Example - Daniel Sedin won 670 games, in which he scored 268 goals and 441 assists (37.8% of his points were goals). He played in 636 games with any other outcome, in which he scored 125 goals and 207 assists (for essentially the same breakdown - 37.7%).
Looking at the top 100 players together, the result is very similar. In wins, goals comprise 39.5% of these players' points, and all other outcomes, goals comprise 38.8% of their points. (In practice, this means that if a player scored 100 points over the course of the season, and his team won and lost 40 games each, we would expect the player to have something like a 20 goal / 30 assist split in wins versus a 19 goal / 31 assist split in losses).
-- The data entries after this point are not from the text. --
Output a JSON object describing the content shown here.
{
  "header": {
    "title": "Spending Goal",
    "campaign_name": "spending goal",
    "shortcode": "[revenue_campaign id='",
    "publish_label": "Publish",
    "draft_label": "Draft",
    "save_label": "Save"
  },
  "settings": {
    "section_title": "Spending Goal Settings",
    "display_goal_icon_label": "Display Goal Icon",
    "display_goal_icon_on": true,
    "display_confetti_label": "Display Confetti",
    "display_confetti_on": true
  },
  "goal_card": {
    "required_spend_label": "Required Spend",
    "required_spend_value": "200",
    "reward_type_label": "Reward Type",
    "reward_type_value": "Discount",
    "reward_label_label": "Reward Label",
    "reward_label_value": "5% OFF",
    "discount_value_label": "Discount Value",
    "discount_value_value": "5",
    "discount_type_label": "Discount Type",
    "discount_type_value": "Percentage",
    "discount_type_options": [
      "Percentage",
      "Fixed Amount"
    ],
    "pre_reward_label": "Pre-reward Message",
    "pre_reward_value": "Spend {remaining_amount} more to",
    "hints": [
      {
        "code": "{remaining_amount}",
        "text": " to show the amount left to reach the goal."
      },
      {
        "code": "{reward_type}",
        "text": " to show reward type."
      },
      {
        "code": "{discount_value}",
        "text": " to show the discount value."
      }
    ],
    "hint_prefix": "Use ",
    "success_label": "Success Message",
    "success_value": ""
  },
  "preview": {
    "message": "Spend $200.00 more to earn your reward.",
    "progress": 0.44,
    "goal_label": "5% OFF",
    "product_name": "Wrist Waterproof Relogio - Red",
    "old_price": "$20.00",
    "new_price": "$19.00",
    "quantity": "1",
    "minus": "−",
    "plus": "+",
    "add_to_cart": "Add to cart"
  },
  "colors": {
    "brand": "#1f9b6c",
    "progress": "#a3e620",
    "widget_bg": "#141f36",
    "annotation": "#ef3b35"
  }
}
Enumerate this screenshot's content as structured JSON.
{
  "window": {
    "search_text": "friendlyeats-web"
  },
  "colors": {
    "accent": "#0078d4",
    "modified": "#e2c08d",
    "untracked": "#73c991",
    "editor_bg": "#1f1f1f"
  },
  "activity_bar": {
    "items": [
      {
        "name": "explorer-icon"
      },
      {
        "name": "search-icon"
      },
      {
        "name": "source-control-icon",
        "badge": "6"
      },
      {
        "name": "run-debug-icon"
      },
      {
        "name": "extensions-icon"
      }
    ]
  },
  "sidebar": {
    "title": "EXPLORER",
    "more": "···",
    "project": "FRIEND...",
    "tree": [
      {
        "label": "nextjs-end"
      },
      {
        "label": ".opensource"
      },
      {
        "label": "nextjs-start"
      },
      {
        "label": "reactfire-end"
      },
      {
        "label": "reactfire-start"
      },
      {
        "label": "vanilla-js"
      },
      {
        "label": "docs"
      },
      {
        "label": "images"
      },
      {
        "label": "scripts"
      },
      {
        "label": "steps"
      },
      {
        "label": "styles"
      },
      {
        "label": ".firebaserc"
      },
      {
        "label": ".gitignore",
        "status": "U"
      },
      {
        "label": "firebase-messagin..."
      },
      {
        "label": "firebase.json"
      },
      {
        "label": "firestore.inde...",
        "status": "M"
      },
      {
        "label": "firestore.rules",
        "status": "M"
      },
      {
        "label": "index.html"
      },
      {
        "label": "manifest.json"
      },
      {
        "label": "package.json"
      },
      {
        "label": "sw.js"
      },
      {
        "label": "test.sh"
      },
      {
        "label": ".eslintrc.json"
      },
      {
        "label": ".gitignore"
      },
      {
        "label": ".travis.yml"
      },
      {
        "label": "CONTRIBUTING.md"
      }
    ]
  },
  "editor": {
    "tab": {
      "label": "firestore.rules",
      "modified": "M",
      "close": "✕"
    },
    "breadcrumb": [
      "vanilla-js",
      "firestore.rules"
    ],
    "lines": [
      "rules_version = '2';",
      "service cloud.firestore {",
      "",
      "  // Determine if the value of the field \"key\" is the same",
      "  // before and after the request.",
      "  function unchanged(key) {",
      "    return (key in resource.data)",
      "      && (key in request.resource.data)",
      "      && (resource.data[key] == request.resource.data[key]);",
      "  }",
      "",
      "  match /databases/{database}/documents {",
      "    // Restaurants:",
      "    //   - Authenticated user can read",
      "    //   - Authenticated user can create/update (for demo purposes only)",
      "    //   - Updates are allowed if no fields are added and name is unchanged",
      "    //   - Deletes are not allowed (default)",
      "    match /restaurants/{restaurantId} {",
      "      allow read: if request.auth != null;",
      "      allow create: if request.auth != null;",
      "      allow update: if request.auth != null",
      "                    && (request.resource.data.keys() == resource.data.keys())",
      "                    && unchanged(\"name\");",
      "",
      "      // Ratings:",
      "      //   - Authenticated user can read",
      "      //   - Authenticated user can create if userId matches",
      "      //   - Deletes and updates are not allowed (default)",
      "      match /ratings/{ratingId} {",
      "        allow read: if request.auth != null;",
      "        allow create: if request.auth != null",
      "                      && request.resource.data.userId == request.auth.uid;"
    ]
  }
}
All the names you presented rank very high on the list in terms of skewing towards goals in wins. (I don't dispute that some players follow this pattern - but many of them don't, and you didn't acknowledge that reality). There are a lot of big names that have very similar splits (call it +/-2% in either direction - including Lemieux, Crosby, and Jagr). There are several players who do the opposite, and skew heavily towards assists in wins (Bourque, Clarke, Esposito, Sakic, Yzerman, Bossy, etc).
We all enjoy reading about new ideas here, but you need to make sure you're giving an honest summary of the data, and not just cherry-picking the examples that support your argument.